In absolutely no way am I eager to run beyond humanity toward something “better”. Rather, I see this transition as inevitable, and that navigating this transition without terrible (maybe extinction-level) consequences will involve an incredible amount of global collaboration and ethical forethought – a process that should begin now.

The great importance of AI and neurotechnology – and the whole class of technologies that might create or enhanced intelligence and sentience itself – is that they not only pose an existential threat to humanity (i.e. they could be misused as destructive forces to snuff out life on earth)… but that they also could imply a great proliferation of moral value and “life”… vastly beyond what exists on this planet – or maybe anywhere in the universe.
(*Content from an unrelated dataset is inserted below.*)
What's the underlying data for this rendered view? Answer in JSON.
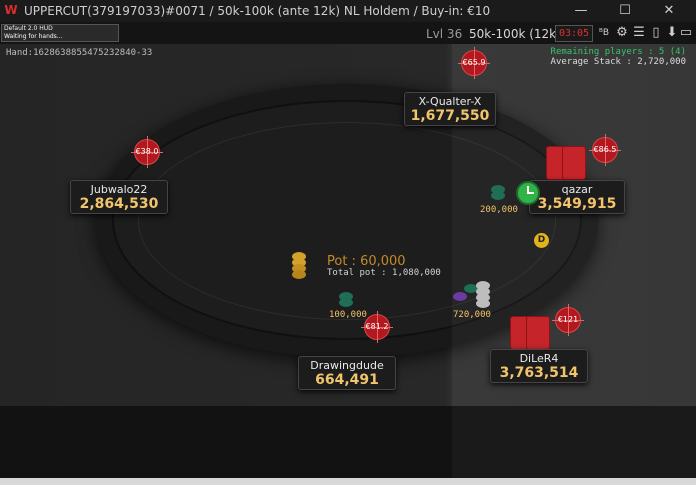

For this reason, I’m of the belief (and have been since 2012) that determining the trajectory of intelligence and sentience itself is the preeminently important moral concern of our species.

This will need to be an open-minded, interdisciplinary process, and one that – for better or for worse – I think will require global steering efforts (to ensure that “team humans” is on the same page about what kind of next-level intelligence we’re trying to create here), and global transparency efforts (to ensure that nobody is tinkering with intelligence and consciousness in ways that seem likely to cause massive and unnecessary conflict).

TechEmergence was created for one reason:

To proliferate that conversation about the post-human transition.

Currently, we mostly cover the industry impact and applications of AI. We do that because:

  • It’s valuable, and will allow us to sustain TechEmergence’s case as a growing business without needing to ask for donations or handouts.
  • It draws the attention of business and government leaders – exactly the folks who will be helping to develop and adopt AI technologies that will shape our world (I unabashedly aim to eventually draw these same leaders into a conversation beyond business implications, into the discussion of the future of intelligence itself – and how humanity will manage that transition).
  • It provides a platform for us to gather consensus level though about not just the business implications of AI, but it’s moral and social impact (see our previous examples of this with our “Conscious AI” researcher poll, or our “AI Risk” researcher poll), something we’ll be doing more and more of.